Technik, mit der sich nicht jeder anfreundet

Ein weiterer Schwachpunkt ist die einfache Deaktivierung des Systems. Diese kann jeder Fahrer manuell veranlassen. Das ist möglich, damit sich die Bremse beispielsweise beim Abschleppen eines liegengebliebenen Lkws ausschalten lässt. Für Robert Kroiß vom Deutschen Berufskraftfahrer Verband ist das Ausschalten ohne triftigen Grund unverständlich. Für ihn seien die Systeme lebensnotwendig. "Es sind Hilfen für die Sicherheit jedes Fahrers."

Er glaubt, dass viele Kraftwagenfahrer aus Gewohnheit auf das System verzichten würden.

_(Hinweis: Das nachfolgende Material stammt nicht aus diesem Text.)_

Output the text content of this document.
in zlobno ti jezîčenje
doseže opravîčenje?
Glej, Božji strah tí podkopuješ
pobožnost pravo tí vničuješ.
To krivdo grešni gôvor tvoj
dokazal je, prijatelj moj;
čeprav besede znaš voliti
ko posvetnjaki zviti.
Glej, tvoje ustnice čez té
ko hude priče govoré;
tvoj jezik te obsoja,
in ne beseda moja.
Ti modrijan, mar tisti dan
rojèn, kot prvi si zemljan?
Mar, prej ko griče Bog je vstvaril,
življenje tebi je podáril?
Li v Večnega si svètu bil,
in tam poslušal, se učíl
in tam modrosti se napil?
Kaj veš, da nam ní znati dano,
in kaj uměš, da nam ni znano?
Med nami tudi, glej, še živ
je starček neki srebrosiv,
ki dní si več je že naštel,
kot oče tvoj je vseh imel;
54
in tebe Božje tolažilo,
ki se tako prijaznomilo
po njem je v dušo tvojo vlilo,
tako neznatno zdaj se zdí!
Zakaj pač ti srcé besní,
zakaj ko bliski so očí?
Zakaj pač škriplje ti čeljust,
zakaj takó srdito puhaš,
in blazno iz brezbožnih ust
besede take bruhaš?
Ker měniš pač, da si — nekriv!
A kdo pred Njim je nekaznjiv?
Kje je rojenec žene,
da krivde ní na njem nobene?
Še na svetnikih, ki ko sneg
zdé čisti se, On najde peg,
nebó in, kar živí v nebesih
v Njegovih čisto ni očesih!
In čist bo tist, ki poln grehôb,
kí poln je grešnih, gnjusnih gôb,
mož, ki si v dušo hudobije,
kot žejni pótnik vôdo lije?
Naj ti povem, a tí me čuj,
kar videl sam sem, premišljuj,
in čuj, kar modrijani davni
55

Besonders alteingesessene Fahrer würden den Nutzen der Systeme infrage stellen. "Die meisten denken sich: 'Ich fahre schon seit zig Jahren ohne diese Technik, wieso soll ich jetzt damit anfangen?'", sagt Kroiß. Er vermutet, dass manche Fahrer die Systeme aus Trotz ablehnen würden.

Verschiedenen Medienberichten zufolge sind besonders Unternehmen aus strukturschwächeren Staaten nicht an einer Aufrüstung ihrer Lkws interessiert. Vermutlich liege das an den finanziellen Umständen, so heißt es. Der ADAC wollte sich gegenüber ntv.de dazu nicht äußern.

"Ausreichend, um Unfälle zu vermeiden"

Kroiß sei sehr froh darüber, dass die Industrie so eine Technik zur Verfügung stelle. Für ihn sei genau diese dafür verantwortlich, dass es weniger Unfalltote zu beklagen gäbe. Es stünden aber weiterhin die Fahrer in der Pflicht, Unfälle zu verhindern, meint Kroiß. "Die Technik ist ausreichend, um Unfälle zu vermeiden".

Im Endeffekt, da sind sich Kroiß und der ADAC ebenfalls einig, müssen trotzdem die Unfall-Umstände berücksichtigt werden. Übermüdung oder ein riskantes Fahrverhalten zählen immer noch zu den häufigsten Unfallgründen. Die Fahrer stehen ohnehin in der Verantwortung, ganz gleich ob sie die Systeme nutzen oder nicht. Kroiß stellt in diesem Zuge klar: "Ich erwarte so viel Hirn von dem Fahrer, dass er nicht aggressiv fährt."